A sound engineer for the Stereophonics has said it wasn’t their call to cancel their controversial Cardiff concerts at the beginning of the lockdown back in March.
The Welsh band played two concerts at Cardiff’s Motorpoint Arena on March 14 and 15 this year. That weekend all elite sporting fixtures were cancelled in the UK. Earlier that week, Liverpool played Atletico Madrid in the Champions League at a sold out Anfield. That match lead to 41 deaths due to the coronavirus. Cheltenham festival also took place that week which was a cause for the surge in the virus in both Ireland and the UK.
At the time of the concerts in Cardiff, there was much public outcry that the gigs were taking place. Stereophonics posted a picture of the concert on Twitter with the caption ‘Cardiff is rockin’!’
Cardiff is rockin’! #stereophonics #Kind2020Tour pic.twitter.com/vndm4MeD71
— stereophonics (@stereophonics) March 14, 2020
Now, in an interview with BBC Radio Wales, sound engineer for the Stereophonics, Dave Roden discussed the controversial concerts.

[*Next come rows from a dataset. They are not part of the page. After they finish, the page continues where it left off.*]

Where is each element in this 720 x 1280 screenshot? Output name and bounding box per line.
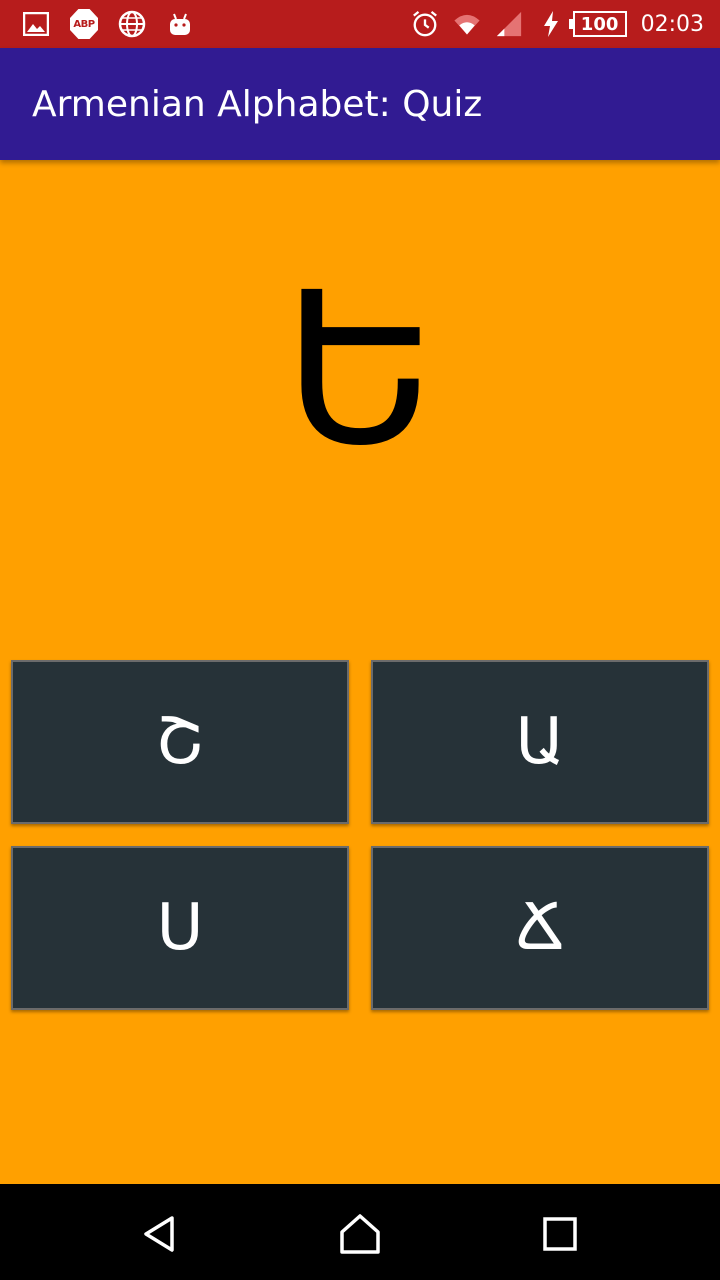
image-icon (22, 10, 50, 38)
status-bar-system: 100 02:03 (411, 8, 704, 40)
alarm-icon (411, 10, 439, 38)
home-icon (340, 1214, 380, 1254)
question-letter: Ե (283, 247, 437, 492)
battery-level: 100 (572, 11, 627, 37)
status-bar-notifications: ABP (22, 8, 214, 40)
adblock-label: ABP (70, 9, 98, 39)
android-icon (166, 10, 194, 38)
signal-icon (495, 10, 523, 38)
adblock-icon: ABP (70, 9, 98, 39)
back-icon (144, 1216, 174, 1252)
navigation-bar (0, 1184, 720, 1280)
answer-button-4[interactable]: Ճ (371, 846, 709, 1010)
recent-apps-button[interactable] (538, 1212, 582, 1256)
status-bar: ABP 100 02:03 (0, 0, 720, 48)
recent-apps-icon (543, 1217, 577, 1251)
status-time: 02:03 (640, 11, 704, 37)
answer-button-2[interactable]: Ա (371, 660, 709, 824)
charging-icon (537, 10, 565, 38)
answer-button-1[interactable]: Շ (11, 660, 349, 824)
answer-button-3[interactable]: Ս (11, 846, 349, 1010)
globe-icon (118, 10, 146, 38)
back-button[interactable] (138, 1212, 182, 1256)
home-button[interactable] (338, 1212, 382, 1256)
battery-indicator: 100 (568, 11, 627, 37)
wifi-icon (453, 10, 481, 38)
app-bar: Armenian Alphabet: Quiz (0, 48, 720, 160)
app-title: Armenian Alphabet: Quiz (32, 84, 483, 125)
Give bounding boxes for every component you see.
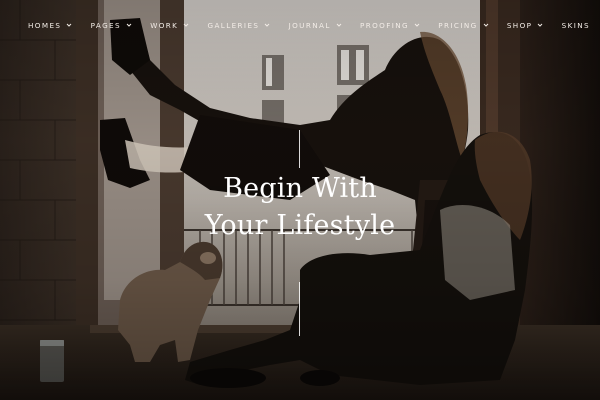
- nav-item-skins[interactable]: Skins: [562, 21, 590, 30]
- nav-item-label: Proofing: [359, 20, 410, 30]
- chevron-down-icon: [183, 22, 189, 28]
- hero-headline-line-1: Begin With: [223, 173, 377, 204]
- chevron-down-icon: [483, 22, 489, 28]
- nav-item-work[interactable]: Work: [150, 21, 189, 30]
- nav-item-shop[interactable]: Shop: [507, 21, 544, 30]
- hero-section: Homes Pages Work Galleries Journal Proof…: [0, 0, 600, 400]
- nav-item-label: Homes: [28, 20, 62, 30]
- nav-item-label: Galleries: [207, 20, 260, 30]
- nav-item-pages[interactable]: Pages: [91, 21, 132, 30]
- nav-item-label: Work: [150, 20, 179, 30]
- nav-item-label: Shop: [506, 20, 533, 30]
- nav-item-journal[interactable]: Journal: [289, 21, 342, 30]
- main-navigation: Homes Pages Work Galleries Journal Proof…: [0, 0, 600, 50]
- chevron-down-icon: [537, 22, 543, 28]
- chevron-down-icon: [264, 22, 270, 28]
- nav-item-label: Pages: [90, 20, 121, 30]
- nav-item-label: Skins: [561, 20, 590, 30]
- nav-item-proofing[interactable]: Proofing: [360, 21, 420, 30]
- hero-headline-line-2: Your Lifestyle: [204, 210, 396, 241]
- hero-divider-bottom: [299, 282, 300, 336]
- chevron-down-icon: [414, 22, 420, 28]
- nav-item-galleries[interactable]: Galleries: [208, 21, 271, 30]
- nav-item-pricing[interactable]: Pricing: [438, 21, 488, 30]
- hero-divider-top: [299, 130, 300, 168]
- hero-headline: Begin With Your Lifestyle: [150, 170, 450, 244]
- chevron-down-icon: [126, 22, 132, 28]
- chevron-down-icon: [66, 22, 72, 28]
- nav-item-label: Pricing: [438, 20, 478, 30]
- nav-item-label: Journal: [288, 20, 331, 30]
- chevron-down-icon: [336, 22, 342, 28]
- nav-item-homes[interactable]: Homes: [28, 21, 72, 30]
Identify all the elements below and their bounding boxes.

“I remember doing the last Stereophonics show in Cardiff arena and there was a bit of a hubbub going on as to whether we should have been doing the show. But when you’re in the bubble, you’re just concentrating on the work. We’ve had questions before with snow as to whether a show should go ahead. n the end, it’s not our call. That’s up to usually the police or the local authority or something – it’s out of our control. We just do what we do.”
Roden went on to say “And when we heard that this was the last show that was happening possibly in the country at that time, I honestly was like everybody else and thought a fortnight or a month and it will all blow over”.
“But as the time went on in that following week it became apparent that things were not just going to blow over. Within a week it became very apparent that all of the shows had either been cancelled or rescheduled.”
The Welsh Government said at the time the “clear public health advice was that cancelling mass gatherings was not required”.
No official figures were released on how many cases of coronavirus could be linked to the Stereophonics concerts. However, the concert, along with the Liverpool match and Cheltenham festival were highlighted as one of the reasons as to why the UK handled the beginning of the pandemic so poorly in comparison to Ireland.
Hindsight is a beautiful thing, but with coronavirus rampaging through Europe in March, it is fair to say that these events should have been postponed until a safer time. Many bands throughout history have made the call to cancel or rearrange concerts without the advice of local authorities. The Stereophonics could have made the call to postpone the gigs.